Sleep tight sober friends
Ah Billy!
If I lived near you I would buy you a huge slice of cake. Congrats! You’ve earned this sober life. Enjoy the new adventures and feelings on your second sober transit around the sun. Excellent news to start my day. 🩷🩷
I’m grateful @Soberbilly got his 2 years sober today.
I’m so grateful to be on this journey with you my man
I recently found the book - I am struggling to find things even though I have now been at this home 6 months. I should start reading it again!
Grateful for:
- This thread, although I haven’t been paying much attention to many things, I know it’s here. I know it matters.
- Day 118
- My battery that was wonky actually had loose wires. I, in the olden days, would have checked those, and didn’t.
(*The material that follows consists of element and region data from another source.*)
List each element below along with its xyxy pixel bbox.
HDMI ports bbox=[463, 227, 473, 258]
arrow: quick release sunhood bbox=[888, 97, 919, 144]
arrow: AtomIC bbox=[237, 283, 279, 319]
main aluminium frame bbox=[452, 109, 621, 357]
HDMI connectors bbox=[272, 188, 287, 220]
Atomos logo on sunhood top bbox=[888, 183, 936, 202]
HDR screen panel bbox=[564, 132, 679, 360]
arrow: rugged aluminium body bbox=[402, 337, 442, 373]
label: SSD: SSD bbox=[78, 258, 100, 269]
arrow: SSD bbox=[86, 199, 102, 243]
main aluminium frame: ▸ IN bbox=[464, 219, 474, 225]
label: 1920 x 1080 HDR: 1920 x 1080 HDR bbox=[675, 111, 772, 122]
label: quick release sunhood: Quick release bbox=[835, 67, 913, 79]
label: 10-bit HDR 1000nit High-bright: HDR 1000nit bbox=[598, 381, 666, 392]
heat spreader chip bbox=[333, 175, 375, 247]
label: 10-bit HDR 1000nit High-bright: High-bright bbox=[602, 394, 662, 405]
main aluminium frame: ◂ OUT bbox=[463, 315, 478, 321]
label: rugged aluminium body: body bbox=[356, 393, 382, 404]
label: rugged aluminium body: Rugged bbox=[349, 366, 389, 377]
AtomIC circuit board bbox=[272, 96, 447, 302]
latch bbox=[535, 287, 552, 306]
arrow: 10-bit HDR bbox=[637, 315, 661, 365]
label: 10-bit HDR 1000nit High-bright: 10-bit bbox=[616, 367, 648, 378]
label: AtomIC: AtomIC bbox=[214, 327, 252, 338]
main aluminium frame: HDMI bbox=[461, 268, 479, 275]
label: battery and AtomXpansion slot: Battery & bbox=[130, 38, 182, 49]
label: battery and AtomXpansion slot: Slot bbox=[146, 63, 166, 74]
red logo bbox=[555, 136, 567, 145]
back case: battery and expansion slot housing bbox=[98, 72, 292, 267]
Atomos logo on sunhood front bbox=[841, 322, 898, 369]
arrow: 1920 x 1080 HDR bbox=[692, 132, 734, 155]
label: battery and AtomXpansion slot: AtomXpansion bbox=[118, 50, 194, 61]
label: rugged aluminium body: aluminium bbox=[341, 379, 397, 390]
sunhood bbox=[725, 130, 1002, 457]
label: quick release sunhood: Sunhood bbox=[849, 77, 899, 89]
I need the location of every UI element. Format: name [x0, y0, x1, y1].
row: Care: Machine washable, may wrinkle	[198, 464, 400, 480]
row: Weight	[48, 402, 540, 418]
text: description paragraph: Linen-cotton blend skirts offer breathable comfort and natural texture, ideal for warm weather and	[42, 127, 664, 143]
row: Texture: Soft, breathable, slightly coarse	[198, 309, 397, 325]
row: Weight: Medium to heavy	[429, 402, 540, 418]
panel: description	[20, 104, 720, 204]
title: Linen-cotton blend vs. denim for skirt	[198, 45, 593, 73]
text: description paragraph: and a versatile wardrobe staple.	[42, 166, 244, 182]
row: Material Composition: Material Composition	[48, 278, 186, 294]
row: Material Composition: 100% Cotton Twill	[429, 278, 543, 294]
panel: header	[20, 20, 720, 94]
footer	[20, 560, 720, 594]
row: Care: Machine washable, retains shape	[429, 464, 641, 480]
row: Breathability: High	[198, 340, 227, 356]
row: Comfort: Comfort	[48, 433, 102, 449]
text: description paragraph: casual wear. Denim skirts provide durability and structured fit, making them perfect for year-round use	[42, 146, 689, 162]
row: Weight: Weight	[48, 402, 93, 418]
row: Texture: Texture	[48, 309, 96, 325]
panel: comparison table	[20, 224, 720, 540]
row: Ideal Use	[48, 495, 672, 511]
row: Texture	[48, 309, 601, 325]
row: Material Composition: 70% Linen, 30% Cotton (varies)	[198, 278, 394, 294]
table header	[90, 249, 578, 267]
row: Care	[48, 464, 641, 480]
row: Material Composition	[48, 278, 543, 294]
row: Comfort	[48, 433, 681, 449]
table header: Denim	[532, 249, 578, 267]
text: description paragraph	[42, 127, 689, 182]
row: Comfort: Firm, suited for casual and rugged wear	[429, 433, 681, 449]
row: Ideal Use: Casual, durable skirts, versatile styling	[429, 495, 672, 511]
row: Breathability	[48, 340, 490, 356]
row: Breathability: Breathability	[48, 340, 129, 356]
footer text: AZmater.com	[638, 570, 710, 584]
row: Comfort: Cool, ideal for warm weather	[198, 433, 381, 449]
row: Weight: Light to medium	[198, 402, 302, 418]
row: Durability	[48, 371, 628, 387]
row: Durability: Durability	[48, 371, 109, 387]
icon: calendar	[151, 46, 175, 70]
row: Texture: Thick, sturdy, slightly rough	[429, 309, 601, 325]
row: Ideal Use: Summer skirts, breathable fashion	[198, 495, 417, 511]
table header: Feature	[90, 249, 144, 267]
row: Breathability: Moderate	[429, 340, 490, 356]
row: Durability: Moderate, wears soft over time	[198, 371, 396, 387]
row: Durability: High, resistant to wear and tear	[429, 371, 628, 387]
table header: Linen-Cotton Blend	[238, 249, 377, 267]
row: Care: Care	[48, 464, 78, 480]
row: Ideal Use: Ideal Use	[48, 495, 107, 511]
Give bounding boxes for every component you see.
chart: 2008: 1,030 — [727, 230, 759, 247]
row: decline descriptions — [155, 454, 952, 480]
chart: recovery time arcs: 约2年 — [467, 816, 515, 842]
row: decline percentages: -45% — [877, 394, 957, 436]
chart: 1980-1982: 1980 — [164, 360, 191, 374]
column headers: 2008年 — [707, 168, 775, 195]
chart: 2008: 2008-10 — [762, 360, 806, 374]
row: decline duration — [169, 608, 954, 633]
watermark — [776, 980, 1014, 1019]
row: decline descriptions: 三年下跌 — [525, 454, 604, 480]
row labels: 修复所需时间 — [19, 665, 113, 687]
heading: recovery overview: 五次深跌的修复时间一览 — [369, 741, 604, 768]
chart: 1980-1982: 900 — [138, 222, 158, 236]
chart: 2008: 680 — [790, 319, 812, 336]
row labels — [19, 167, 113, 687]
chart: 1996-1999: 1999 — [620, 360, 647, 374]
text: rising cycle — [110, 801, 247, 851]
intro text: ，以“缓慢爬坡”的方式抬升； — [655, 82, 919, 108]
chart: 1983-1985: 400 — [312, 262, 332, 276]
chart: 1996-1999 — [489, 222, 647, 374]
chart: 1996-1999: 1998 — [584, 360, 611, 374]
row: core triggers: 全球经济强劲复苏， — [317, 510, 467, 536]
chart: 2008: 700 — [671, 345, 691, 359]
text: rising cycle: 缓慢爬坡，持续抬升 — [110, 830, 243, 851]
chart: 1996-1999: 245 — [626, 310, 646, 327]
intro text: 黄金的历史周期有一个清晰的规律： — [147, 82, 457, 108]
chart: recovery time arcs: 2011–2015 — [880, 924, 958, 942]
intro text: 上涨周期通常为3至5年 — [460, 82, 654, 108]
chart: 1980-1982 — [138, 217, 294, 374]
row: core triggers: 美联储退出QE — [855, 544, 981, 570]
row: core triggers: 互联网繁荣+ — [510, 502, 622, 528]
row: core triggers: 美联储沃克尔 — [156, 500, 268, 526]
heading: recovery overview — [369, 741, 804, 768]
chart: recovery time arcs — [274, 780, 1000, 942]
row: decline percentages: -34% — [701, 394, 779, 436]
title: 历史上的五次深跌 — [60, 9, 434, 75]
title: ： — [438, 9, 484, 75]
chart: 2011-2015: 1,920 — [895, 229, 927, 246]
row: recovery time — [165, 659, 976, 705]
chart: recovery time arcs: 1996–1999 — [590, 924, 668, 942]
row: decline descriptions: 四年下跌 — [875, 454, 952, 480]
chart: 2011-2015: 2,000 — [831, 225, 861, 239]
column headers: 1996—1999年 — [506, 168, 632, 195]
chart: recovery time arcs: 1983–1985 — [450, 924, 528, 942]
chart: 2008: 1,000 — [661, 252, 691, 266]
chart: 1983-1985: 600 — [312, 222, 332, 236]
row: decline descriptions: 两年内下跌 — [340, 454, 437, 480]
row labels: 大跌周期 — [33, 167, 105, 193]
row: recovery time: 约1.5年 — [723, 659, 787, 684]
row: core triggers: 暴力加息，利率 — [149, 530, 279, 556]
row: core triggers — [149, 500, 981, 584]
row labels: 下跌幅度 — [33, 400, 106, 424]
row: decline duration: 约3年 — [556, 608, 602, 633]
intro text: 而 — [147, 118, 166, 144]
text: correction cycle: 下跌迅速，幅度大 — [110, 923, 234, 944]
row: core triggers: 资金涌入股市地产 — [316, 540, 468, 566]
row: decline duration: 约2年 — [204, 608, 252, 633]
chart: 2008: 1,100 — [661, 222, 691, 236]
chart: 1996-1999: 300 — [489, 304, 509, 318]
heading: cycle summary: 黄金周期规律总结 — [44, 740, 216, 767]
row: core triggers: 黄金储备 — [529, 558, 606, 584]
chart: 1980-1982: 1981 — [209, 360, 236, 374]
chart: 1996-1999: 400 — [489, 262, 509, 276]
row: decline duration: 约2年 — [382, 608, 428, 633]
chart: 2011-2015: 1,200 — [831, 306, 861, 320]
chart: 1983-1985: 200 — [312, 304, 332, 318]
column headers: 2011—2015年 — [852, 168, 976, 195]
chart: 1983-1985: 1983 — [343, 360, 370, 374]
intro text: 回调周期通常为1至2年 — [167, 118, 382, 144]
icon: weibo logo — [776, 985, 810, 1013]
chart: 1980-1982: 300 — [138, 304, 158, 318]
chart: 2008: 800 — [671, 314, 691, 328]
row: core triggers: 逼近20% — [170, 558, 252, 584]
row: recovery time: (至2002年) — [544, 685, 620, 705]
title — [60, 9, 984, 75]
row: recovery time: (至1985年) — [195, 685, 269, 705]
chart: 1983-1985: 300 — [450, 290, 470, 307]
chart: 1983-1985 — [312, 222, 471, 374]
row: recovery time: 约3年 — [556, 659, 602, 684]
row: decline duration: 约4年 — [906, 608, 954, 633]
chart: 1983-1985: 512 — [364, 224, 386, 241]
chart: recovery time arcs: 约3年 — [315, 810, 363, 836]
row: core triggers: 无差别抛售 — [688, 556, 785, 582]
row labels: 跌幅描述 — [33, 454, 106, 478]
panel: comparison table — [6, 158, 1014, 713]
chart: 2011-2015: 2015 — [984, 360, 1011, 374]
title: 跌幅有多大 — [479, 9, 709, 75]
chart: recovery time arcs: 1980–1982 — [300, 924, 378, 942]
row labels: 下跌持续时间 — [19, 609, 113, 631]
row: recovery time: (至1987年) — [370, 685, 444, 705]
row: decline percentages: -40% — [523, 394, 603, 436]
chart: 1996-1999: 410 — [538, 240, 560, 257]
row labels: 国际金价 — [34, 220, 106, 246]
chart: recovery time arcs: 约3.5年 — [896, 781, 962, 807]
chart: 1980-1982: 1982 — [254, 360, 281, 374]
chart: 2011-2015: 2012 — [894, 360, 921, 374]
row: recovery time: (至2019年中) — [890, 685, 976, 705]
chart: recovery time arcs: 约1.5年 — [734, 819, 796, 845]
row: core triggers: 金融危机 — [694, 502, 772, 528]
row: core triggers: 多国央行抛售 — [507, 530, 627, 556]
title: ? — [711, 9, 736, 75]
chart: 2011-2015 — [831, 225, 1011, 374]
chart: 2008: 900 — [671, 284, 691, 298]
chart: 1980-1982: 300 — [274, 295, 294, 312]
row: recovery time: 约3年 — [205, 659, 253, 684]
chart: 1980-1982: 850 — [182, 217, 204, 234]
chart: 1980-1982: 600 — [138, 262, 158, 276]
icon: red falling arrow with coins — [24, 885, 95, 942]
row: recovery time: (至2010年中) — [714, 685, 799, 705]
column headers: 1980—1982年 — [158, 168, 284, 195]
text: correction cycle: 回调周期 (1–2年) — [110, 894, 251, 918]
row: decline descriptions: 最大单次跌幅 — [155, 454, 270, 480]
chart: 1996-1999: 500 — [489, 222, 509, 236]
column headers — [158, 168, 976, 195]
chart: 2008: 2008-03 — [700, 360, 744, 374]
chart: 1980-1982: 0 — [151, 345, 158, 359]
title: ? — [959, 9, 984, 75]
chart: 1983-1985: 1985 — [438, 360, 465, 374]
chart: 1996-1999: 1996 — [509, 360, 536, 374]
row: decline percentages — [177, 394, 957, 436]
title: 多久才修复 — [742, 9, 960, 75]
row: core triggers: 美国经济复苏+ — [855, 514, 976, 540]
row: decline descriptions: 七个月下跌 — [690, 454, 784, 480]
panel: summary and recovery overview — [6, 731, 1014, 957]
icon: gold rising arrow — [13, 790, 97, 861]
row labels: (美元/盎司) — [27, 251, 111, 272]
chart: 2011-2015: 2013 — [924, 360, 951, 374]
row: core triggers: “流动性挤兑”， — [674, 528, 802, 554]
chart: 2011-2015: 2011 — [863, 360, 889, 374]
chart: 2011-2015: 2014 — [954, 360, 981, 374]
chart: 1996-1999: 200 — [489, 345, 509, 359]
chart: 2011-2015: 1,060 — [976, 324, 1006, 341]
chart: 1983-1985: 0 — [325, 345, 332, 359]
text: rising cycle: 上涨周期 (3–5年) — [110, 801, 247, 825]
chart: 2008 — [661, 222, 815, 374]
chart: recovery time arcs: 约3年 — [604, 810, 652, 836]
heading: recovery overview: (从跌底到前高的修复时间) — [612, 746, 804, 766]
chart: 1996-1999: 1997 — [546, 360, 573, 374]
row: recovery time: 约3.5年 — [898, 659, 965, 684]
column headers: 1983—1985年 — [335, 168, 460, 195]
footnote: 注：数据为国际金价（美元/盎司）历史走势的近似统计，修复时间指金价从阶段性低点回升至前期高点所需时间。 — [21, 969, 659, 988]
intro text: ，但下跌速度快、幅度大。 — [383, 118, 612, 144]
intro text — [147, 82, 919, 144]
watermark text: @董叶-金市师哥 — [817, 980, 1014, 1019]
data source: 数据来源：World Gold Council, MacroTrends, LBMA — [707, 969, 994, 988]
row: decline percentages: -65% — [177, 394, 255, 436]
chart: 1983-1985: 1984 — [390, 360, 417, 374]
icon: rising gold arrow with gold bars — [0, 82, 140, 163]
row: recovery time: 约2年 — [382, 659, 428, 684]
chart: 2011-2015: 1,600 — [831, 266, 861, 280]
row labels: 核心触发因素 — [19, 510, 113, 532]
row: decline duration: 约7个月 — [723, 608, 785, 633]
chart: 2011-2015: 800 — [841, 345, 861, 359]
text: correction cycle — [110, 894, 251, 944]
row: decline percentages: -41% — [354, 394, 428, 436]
- My landlord who gave me good steps to managing my “new self” that doesn’t always remember things - and she said, “Stop thinking badly about yourself. Write stuff DOWN.” I know this. I know this.
- Tiny smells, tiny and inadvertent and untiming, but they are THERE
- Tiny tastes, today tuna and ranch dressing.were taste-ish.
- Best sober searching groups around
Im grateful for easy meals today.
I’m grateful I can call it a day and head to bed.
I’m grateful I am sober and can deal with life, good or bad.
I’m grateful to be inspired every day by reading here on TS, especially ghis gratitude thread.
AFAF ODAAT
Grateful for a good sleep last night
Grateful I was able to see off some brief thoughts of ‘f*$k it all whats the point’ and decided not to drink after tweaking my back at the gym.
Grateful I was able to sit down and watch some tv with the kids that both them and me vibe with. Bluey with the younger one and X-men 97 with the older.
Grateful the kids have a bit of a special day at bjj tonight.
Grateful for another day sober and hangover free
So grateful to finally be healthy again! RSV is no joke. Grateful to taste and smell again, I missed those senses immensely. So grateful for the miniseries Shogun. It was amazing. Grateful to always be able to come on here and get the good vibes and strength to be sober for one more day. Happy almost weekend all
I am grateful for 58 days sober. I am positive recovery is going so well from hip surgery because of sobriety.
Grateful to see you check in Lam.
Good to hear recovery is going well.